Ecologies of ethical expertise: polycentricism, pluralism and advisory bodies in contexts of policy uncertainty  
Jessica Pykett (University of Birmingham) Marija Antanaviciute (University of Birmingham) Beatrice Dippel (University of Bielefeld) Warren Pearce (University of Sheffield) Holger Straßheim (Bielefeld University) Inga Ulnicane (University of Birmingham)

Paper short abstract:

We examine how ethics advice is sought and provided in Australia, Germany and the UK. Often overlooked in STS research, we argue that how governments use national ethics committees and what forms of ethical expertise are present are central to understanding their role in societal transformations.

Paper long abstract:

We report on the ESRC Ethics and Expertise project examining the seeking and provision of ethics advice at a national level in Australia, Germany and the UK. Existing research has explored the effectiveness, de/politicisation and deliberative aspects of national ethics bodies, but they are often a neglected aspect of science and technology studies.

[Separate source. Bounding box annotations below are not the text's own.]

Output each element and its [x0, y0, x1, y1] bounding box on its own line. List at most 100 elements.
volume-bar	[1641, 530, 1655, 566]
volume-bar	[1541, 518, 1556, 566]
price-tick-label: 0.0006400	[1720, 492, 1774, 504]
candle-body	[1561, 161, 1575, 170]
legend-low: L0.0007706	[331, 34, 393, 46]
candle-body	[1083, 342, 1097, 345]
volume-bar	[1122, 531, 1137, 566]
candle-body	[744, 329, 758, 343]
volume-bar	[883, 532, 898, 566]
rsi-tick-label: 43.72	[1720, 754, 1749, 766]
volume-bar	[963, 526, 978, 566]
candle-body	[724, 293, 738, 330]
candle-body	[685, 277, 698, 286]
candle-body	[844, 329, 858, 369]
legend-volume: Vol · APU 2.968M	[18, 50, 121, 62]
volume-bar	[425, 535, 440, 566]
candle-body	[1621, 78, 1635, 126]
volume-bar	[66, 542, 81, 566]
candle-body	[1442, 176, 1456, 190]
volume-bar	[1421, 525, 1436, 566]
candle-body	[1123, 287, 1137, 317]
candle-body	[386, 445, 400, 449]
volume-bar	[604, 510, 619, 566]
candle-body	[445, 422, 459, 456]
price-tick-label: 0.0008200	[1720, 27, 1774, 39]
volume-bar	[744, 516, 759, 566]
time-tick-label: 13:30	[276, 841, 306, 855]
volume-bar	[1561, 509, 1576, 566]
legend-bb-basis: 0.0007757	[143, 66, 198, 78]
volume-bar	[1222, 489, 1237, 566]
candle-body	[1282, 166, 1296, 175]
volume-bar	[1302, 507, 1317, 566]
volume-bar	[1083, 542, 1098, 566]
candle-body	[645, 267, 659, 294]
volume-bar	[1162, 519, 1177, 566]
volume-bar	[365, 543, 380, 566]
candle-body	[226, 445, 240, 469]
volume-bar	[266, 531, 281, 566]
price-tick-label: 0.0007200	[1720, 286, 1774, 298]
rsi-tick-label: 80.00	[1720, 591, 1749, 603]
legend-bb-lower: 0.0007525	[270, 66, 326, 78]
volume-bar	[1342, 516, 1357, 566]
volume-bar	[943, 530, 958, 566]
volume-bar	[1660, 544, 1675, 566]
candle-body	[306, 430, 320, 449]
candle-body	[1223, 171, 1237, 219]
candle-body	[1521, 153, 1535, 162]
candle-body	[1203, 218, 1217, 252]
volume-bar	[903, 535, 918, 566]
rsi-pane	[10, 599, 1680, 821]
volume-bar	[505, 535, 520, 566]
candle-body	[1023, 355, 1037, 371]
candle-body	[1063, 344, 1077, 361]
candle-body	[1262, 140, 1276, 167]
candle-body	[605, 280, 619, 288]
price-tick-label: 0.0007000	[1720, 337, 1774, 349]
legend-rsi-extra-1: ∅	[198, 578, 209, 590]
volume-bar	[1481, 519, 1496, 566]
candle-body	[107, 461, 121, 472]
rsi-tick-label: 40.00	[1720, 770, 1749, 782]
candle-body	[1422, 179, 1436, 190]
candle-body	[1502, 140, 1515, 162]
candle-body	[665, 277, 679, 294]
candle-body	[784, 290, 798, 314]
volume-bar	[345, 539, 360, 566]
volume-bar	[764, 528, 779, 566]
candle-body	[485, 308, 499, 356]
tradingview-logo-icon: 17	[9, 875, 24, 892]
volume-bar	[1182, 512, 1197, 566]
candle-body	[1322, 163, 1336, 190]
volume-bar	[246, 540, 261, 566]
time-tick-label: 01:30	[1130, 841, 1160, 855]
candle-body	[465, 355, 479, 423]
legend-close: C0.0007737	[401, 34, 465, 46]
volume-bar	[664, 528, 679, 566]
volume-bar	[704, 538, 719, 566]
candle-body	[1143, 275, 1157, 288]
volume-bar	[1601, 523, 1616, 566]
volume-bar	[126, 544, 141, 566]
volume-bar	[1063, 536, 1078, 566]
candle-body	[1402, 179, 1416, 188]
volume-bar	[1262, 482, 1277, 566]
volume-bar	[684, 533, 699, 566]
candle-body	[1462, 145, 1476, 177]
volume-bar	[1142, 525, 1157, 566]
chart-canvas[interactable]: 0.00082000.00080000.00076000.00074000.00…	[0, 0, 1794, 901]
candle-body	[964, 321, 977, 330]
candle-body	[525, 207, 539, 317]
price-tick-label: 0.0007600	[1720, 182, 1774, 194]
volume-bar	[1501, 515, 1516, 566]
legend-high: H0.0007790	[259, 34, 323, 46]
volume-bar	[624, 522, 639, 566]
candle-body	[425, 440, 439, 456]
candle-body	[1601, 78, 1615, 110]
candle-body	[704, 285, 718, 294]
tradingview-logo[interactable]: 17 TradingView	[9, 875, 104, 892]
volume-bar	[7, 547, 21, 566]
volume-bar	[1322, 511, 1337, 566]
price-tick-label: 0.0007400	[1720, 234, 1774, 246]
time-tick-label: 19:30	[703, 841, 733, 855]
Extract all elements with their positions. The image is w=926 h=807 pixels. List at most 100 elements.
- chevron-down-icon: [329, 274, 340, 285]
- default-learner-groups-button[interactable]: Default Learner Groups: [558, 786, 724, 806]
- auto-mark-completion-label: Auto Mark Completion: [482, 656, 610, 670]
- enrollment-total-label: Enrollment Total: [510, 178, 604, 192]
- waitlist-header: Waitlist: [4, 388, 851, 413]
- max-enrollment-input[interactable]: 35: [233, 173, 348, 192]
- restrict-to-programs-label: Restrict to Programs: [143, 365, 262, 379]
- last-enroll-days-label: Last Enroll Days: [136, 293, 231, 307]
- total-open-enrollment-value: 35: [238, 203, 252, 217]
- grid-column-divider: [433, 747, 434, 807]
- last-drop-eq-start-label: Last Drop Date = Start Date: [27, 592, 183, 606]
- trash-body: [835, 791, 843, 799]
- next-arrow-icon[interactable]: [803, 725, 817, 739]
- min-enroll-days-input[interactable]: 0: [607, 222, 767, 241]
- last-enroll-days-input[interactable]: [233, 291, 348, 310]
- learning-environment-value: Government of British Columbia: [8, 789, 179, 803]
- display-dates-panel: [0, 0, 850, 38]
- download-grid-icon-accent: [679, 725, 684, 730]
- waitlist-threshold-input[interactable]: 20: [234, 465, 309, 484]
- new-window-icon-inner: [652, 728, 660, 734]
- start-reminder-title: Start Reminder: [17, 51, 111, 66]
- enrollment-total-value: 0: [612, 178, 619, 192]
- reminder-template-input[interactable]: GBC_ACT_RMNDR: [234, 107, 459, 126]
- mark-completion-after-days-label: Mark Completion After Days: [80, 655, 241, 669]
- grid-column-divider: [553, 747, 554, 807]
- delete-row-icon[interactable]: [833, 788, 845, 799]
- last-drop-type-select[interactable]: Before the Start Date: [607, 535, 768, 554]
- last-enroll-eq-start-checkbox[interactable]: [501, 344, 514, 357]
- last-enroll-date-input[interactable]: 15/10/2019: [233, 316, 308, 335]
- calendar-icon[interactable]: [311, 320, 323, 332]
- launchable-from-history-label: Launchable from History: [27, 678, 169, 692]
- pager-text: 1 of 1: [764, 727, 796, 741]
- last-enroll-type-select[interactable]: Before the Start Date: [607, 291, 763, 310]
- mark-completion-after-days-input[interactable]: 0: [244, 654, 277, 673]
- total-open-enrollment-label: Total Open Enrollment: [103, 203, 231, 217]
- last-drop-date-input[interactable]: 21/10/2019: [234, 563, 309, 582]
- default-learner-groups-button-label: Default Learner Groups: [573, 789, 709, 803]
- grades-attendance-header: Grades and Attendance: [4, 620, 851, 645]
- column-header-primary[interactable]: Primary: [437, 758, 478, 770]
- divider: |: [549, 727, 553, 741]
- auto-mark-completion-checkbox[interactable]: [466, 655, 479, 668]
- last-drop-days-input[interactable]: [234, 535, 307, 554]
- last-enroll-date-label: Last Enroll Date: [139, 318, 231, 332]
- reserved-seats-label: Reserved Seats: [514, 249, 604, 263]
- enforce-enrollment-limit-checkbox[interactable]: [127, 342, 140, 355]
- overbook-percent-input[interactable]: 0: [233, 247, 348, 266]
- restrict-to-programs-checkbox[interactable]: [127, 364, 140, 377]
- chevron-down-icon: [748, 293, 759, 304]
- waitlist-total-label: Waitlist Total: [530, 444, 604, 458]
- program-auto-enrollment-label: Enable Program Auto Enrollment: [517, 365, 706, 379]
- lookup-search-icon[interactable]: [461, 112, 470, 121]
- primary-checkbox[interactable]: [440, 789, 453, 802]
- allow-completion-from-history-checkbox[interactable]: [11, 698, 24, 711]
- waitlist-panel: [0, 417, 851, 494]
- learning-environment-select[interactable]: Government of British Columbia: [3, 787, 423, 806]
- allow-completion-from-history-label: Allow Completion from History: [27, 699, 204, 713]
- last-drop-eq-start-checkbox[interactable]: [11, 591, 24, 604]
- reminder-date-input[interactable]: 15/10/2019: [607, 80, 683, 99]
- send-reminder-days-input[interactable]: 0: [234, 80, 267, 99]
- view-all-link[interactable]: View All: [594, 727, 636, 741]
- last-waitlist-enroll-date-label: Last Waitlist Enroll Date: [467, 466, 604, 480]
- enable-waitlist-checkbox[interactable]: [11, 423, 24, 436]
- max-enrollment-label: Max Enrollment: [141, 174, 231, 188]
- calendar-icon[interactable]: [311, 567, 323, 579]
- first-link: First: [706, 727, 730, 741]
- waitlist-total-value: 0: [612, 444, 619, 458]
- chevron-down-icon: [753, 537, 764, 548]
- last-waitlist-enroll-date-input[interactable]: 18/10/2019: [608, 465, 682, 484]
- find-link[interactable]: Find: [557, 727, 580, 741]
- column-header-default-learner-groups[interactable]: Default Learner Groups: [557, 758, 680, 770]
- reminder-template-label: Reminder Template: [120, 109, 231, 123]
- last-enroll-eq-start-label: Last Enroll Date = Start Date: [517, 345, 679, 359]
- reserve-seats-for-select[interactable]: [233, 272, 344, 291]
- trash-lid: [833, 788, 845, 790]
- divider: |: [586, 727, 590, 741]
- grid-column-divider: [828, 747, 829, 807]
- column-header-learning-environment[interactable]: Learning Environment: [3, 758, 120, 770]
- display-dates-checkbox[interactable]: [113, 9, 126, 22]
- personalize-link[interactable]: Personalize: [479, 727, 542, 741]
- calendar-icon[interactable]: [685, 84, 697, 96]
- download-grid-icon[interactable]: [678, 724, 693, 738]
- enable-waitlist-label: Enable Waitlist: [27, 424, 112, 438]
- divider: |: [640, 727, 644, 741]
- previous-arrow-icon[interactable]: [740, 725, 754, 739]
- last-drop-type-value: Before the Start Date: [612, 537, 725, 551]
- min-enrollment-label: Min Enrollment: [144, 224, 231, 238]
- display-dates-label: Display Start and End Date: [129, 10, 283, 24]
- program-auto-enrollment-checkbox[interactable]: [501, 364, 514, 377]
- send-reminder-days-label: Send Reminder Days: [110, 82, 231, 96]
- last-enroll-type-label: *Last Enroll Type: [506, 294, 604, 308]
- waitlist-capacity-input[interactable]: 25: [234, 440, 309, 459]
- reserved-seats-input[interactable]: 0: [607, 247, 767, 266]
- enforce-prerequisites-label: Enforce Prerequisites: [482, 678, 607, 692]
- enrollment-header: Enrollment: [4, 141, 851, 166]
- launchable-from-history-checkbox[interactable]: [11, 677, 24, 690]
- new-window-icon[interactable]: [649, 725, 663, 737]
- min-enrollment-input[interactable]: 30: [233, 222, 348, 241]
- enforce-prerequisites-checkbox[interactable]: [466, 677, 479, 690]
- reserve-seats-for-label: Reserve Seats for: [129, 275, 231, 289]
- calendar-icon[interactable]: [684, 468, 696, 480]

This is despite the potential contribution of STS for understanding epistemic communities, problematising distinctions between facts and values, and unpacking the relationship between technocracy and decision-making. As such the organisational practices and role of specialist ethics advisory committees and national ethics bodies should be of central interest. Yet it is sometimes argued that ethics committees change nothing and serve a purely symbolic function. How they are governed, how they navigate what counts as an ethical moment in policy-making, and how they interact with policy makers and publics are our key concerns. There have been calls to focus on the distinctive normative form of ethical expertise, the limits to democratising expertise and to rethink what decision-makers and public should expect from ethics bodies (Poort and Bovenkerk 2016: 271). Here we consider these debates in light of the problematisation of expertise coming in contrasting ways from both decades of STS research and a growing contemporary public distrust in experts. How governments use ethics committees and what forms of ethical expertise (bioethics, speculative, dialogic, solidaristic, decolonial?) are present are both central to understanding these issues, and for rethinking their role in societal transformations.